Chronicle of Drifting
- Author: Yuki Tanaka
- Publisher: Copper Canyon Press
- Publication date: April 15, 2025
- Pages: 80
- ISBN: 9781556597053

= Chronicle of Drifting =

2025 debut poetry collection by Yuki Tanaka

Chronicle of Drifting is a 2025 debut poetry collection by Yuki Tanaka, published by Copper Canyon Press. In The Adroit Journal, Tanaka stated that Italo Calvino's idea of "lightness," or fluid, agile movement through the world, was crucial to his book's writing.

== Critical reception ==
Ed Simon, writing for the Poetry Foundation, observed Tanaka's relationship to Japanese surrealism vis-à-vis "his adherence to subtly uncanny dream logic" and "use of the ambiguous simile, the metaphor in which tenor and vehicle are not completely yoked to one another, or at least not conventionally so." In conclusion, Simon lauded Tanaka's aestheticism and the wisdom of his craft.

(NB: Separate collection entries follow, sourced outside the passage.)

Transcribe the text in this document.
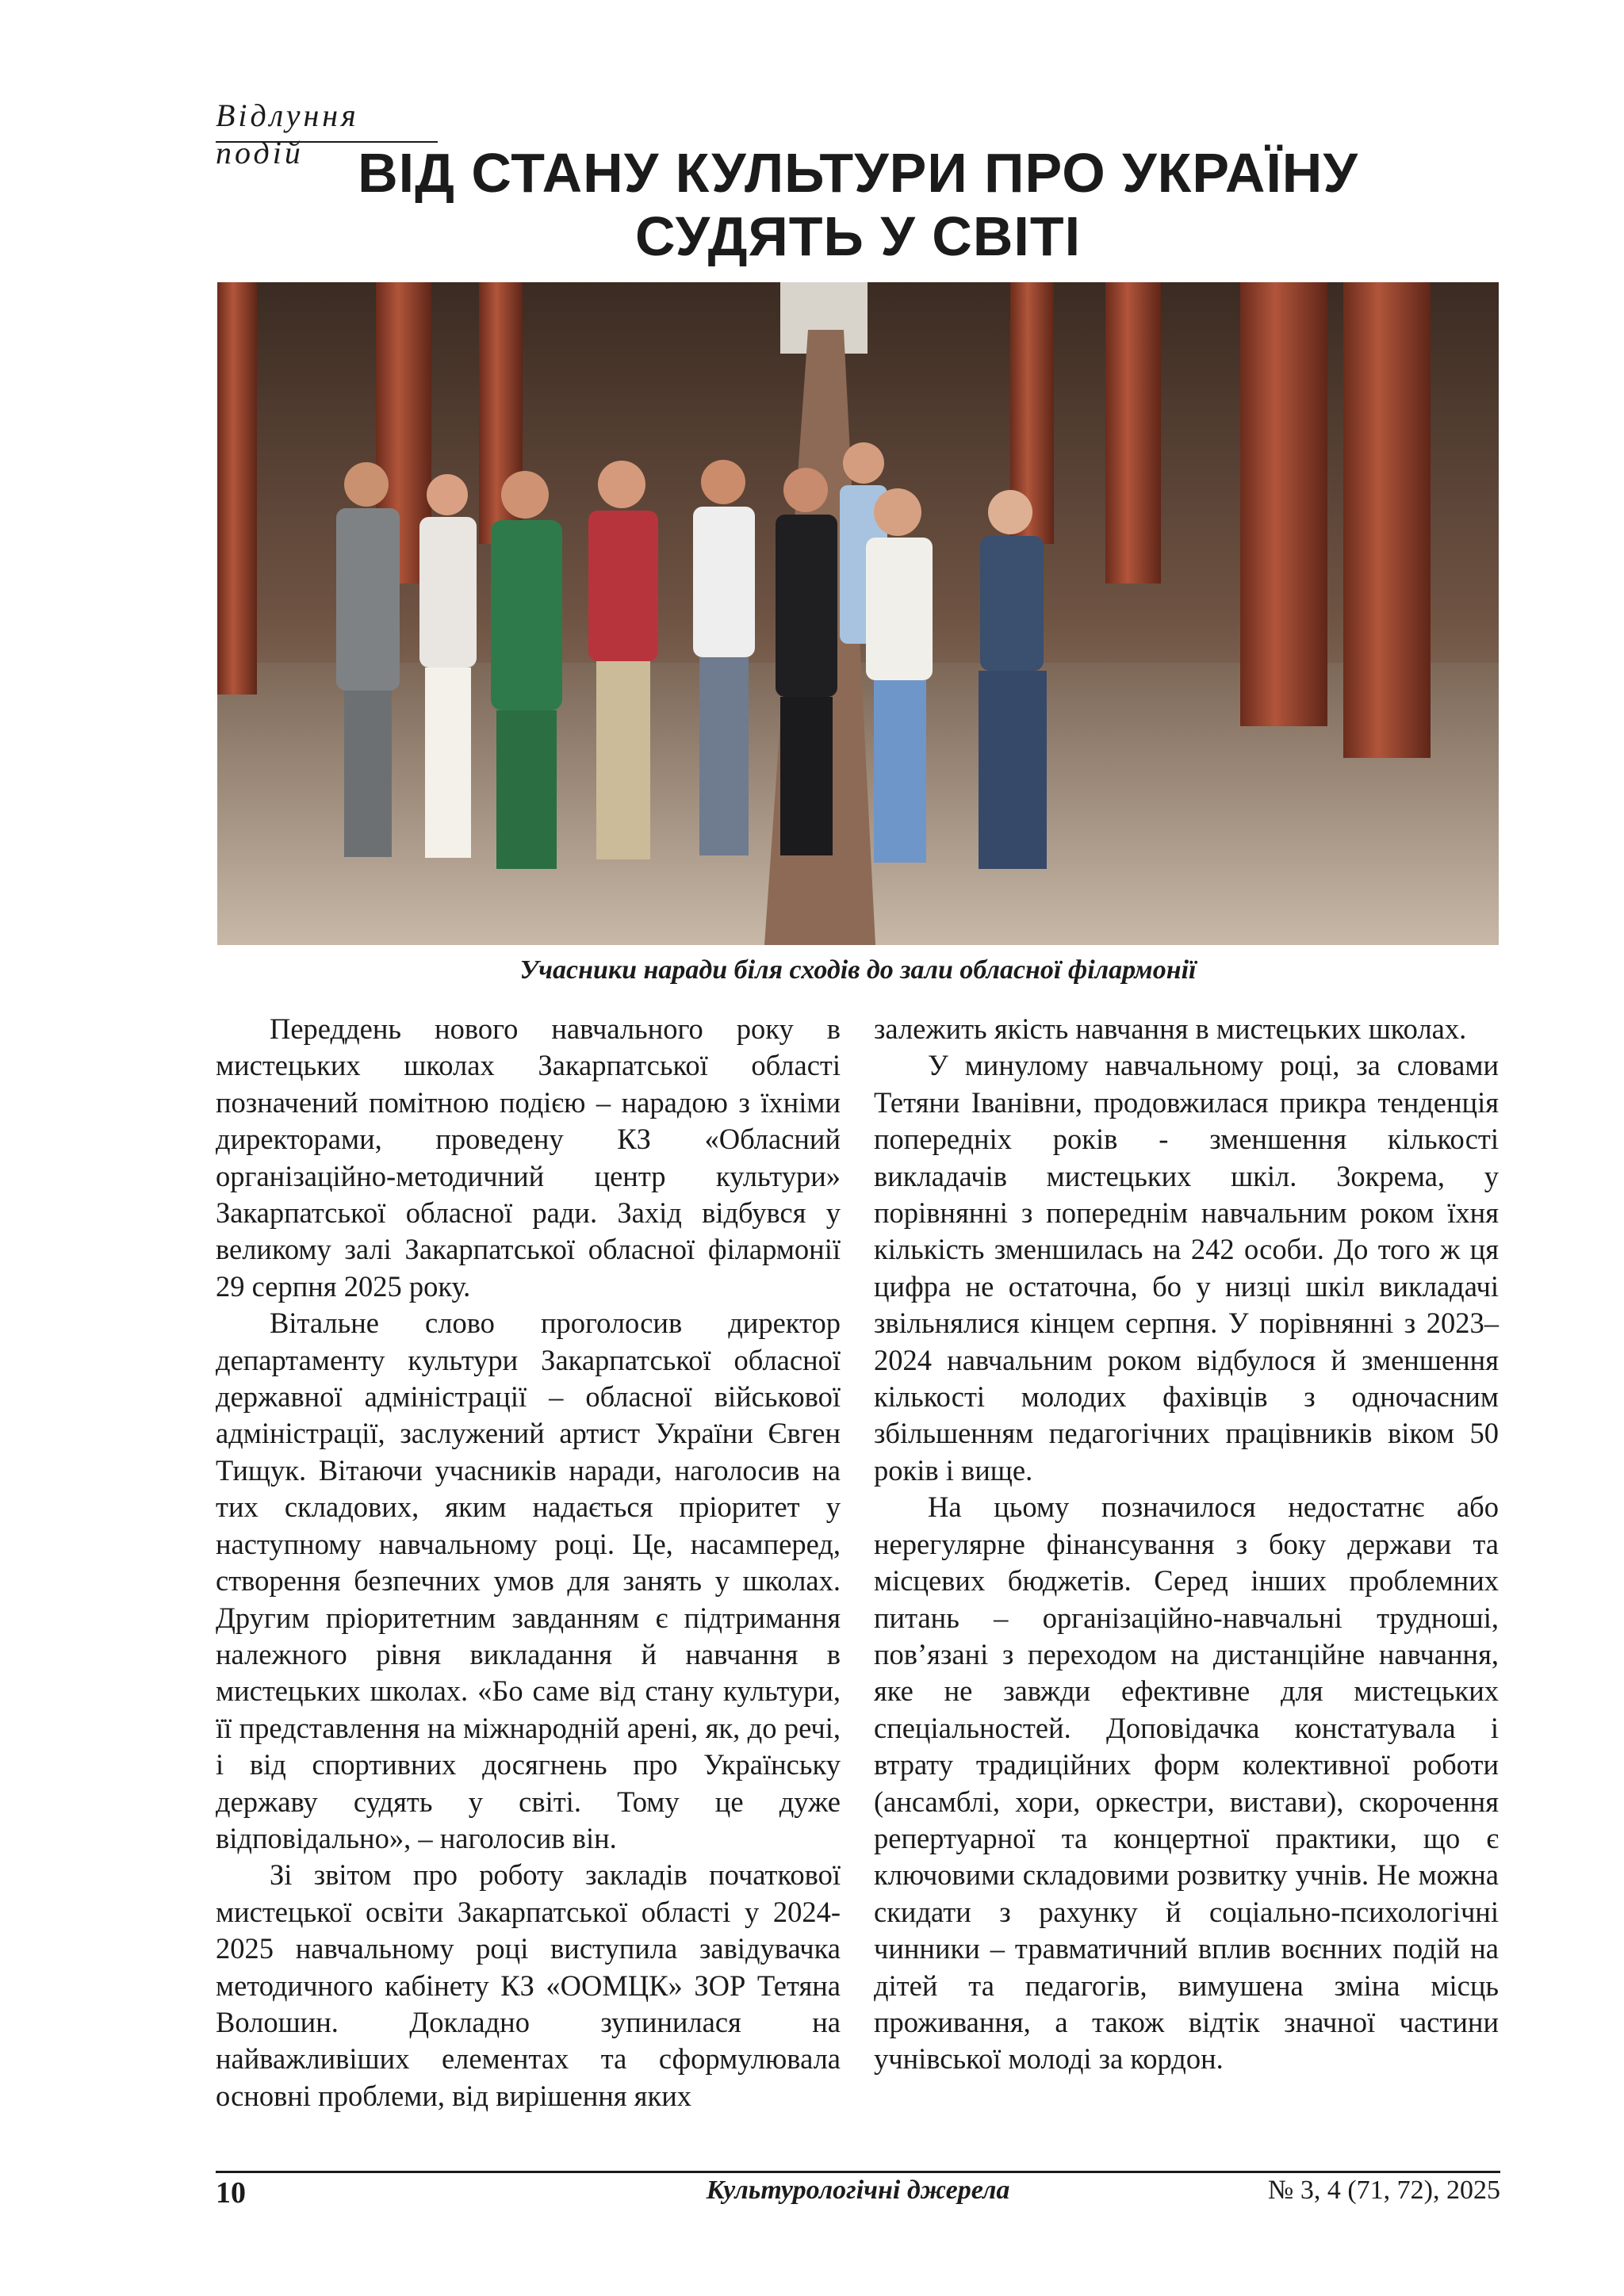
Відлуння подій ВІД СТАНУ КУЛЬТУРИ ПРО УКРАЇНУ
СУДЯТЬ У СВІТІ
Учасники наради біля сходів до зали обласної філармонії

Переддень нового навчального року в мистецьких школах Закарпатської області позначений помітною подією – нарадою з їхніми директорами, проведену КЗ «Обласний організаційно-методичний центр культури» Закарпатської обласної ради. Захід відбувся у великому залі Закарпатської обласної філармонії 29 серпня 2025 року.

Вітальне слово проголосив директор департаменту культури Закарпатської обласної державної адміністрації – обласної військової адміністрації, заслужений артист України Євген Тищук. Вітаючи учасників наради, наголосив на тих складових, яким надається пріоритет у наступному навчальному році. Це, насамперед, створення безпечних умов для занять у школах. Другим пріоритетним завданням є підтримання належного рівня викладання й навчання в мистецьких школах. «Бо саме від стану культури, її представлення на міжнародній арені, як, до речі, і від спортивних досягнень про Українську державу судять у світі. Тому це дуже відповідально», – наголосив він.

Зі звітом про роботу закладів початкової мистецької освіти Закарпатської області у 2024-2025 навчальному році виступила завідувачка методичного кабінету КЗ «ООМЦК» ЗОР Тетяна Волошин. Докладно зупинилася на найважливіших елементах та сформулювала основні проблеми, від вирішення яких

залежить якість навчання в мистецьких школах.

У минулому навчальному році, за словами Тетяни Іванівни, продовжилася прикра тенденція попередніх років - зменшення кількості викладачів мистецьких шкіл. Зокрема, у порівнянні з попереднім навчальним роком їхня кількість зменшилась на 242 особи. До того ж ця цифра не остаточна, бо у низці шкіл викладачі звільнялися кінцем серпня. У порівнянні з 2023–2024 навчальним роком відбулося й зменшення кількості молодих фахівців з одночасним збільшенням педагогічних працівників віком 50 років і вище.

На цьому позначилося недостатнє або нерегулярне фінансування з боку держави та місцевих бюджетів. Серед інших проблемних питань – організаційно-навчальні трудноші, пов’язані з переходом на дистанційне навчання, яке не завжди ефективне для мистецьких спеціальностей. Доповідачка констатувала і втрату традиційних форм колективної роботи (ансамблі, хори, оркестри, вистави), скорочення репертуарної та концертної практики, що є ключовими складовими розвитку учнів. Не можна скидати з рахунку й соціально-психологічні чинники – травматичний вплив воєнних подій на дітей та педагогів, вимушена зміна місць проживання, а також відтік значної частини учнівської молоді за кордон.

10	Культурологічні джерела	№ 3, 4 (71, 72), 2025
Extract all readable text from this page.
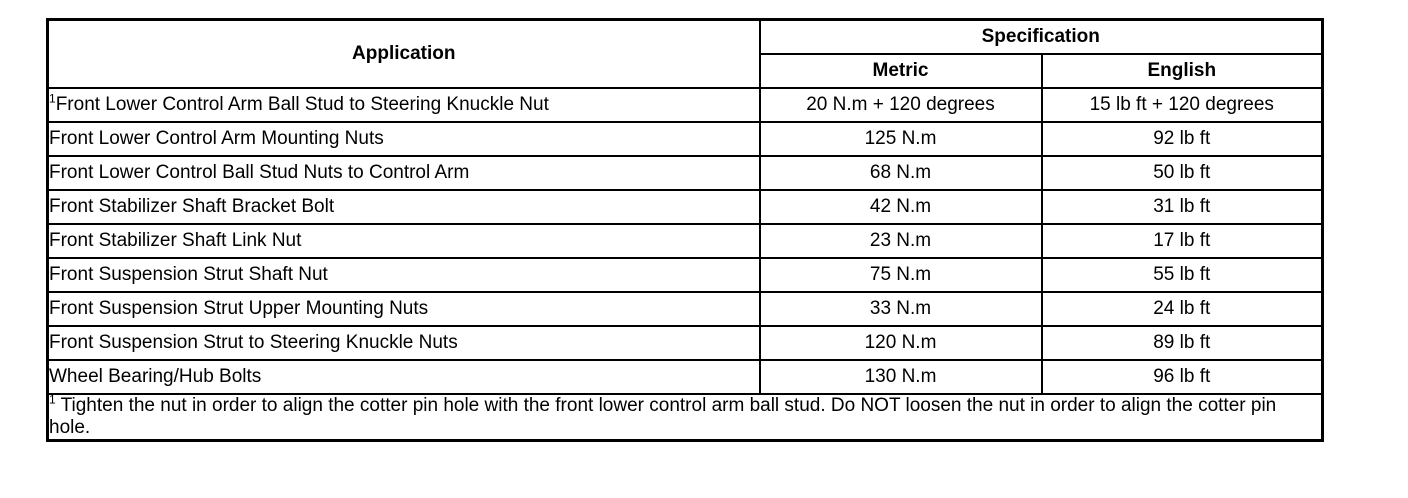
Application	Specification	
	Metric	English
$^1$Front Lower Control Arm Ball Stud to Steering Knuckle Nut	20 N.m + 120 degrees	15 lb ft + 120 degrees
Front Lower Control Arm Mounting Nuts	125 N.m	92 lb ft
Front Lower Control Ball Stud Nuts to Control Arm	68 N.m	50 lb ft
Front Stabilizer Shaft Bracket Bolt	42 N.m	31 lb ft
Front Stabilizer Shaft Link Nut	23 N.m	17 lb ft
Front Suspension Strut Shaft Nut	75 N.m	55 lb ft
Front Suspension Strut Upper Mounting Nuts	33 N.m	24 lb ft
Front Suspension Strut to Steering Knuckle Nuts	120 N.m	89 lb ft
Wheel Bearing/Hub Bolts	130 N.m	96 lb ft
$^1$ Tighten the nut in order to align the cotter pin hole with the front lower control arm ball stud. Do NOT loosen the nut in order to align the cotter pin hole.		
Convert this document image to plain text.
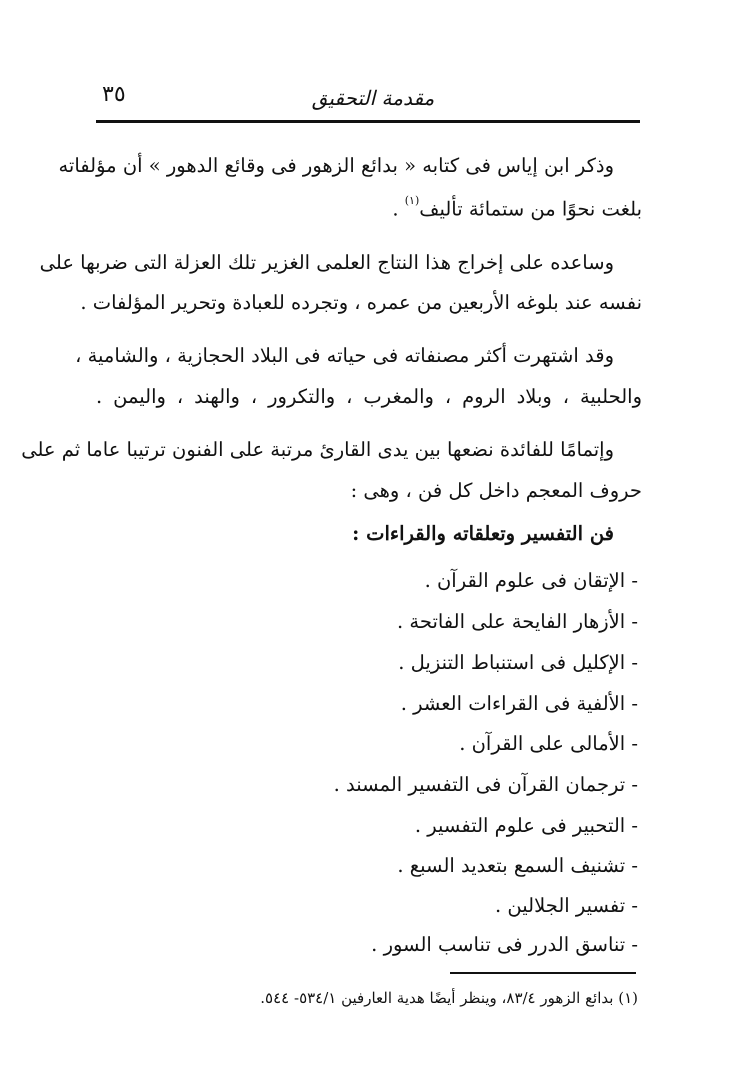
مقدمة التحقيق
٣٥
وذكر ابن إياس فى كتابه « بدائع الزهور فى وقائع الدهور » أن مؤلفاته
بلغت نحوًا من ستمائة تأليف$^{(١)}$ .
وساعده على إخراج هذا النتاج العلمى الغزير تلك العزلة التى ضربها على
نفسه عند بلوغه الأربعين من عمره ، وتجرده للعبادة وتحرير المؤلفات .
وقد اشتهرت أكثر مصنفاته فى حياته فى البلاد الحجازية ، والشامية ،
والحلبية ، وبلاد الروم ، والمغرب ، والتكرور ، والهند ، واليمن .
وإتمامًا للفائدة نضعها بين يدى القارئ مرتبة على الفنون ترتيبا عاما ثم على
حروف المعجم داخل كل فن ، وهى :
فن التفسير وتعلقاته والقراءات :
- الإتقان فى علوم القرآن .
- الأزهار الفايحة على الفاتحة .
- الإكليل فى استنباط التنزيل .
- الألفية فى القراءات العشر .
- الأمالى على القرآن .
- ترجمان القرآن فى التفسير المسند .
- التحبير فى علوم التفسير .
- تشنيف السمع بتعديد السبع .
- تفسير الجلالين .
- تناسق الدرر فى تناسب السور .
(١) بدائع الزهور ٨٣/٤، وينظر أيضًا هدية العارفين ٥٣٤/١- ٥٤٤.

Tianyi, for the Los Angeles Review of Books, noted Tanaka's surreal, transformative writing in the liminal space between life and afterlife, concluding that "By the end of Chronicle of Drifting, we find a still-wild corner of the deep dream, a private room that continues the conversation, a hidden pasture where the river flows beyond its final boundaries."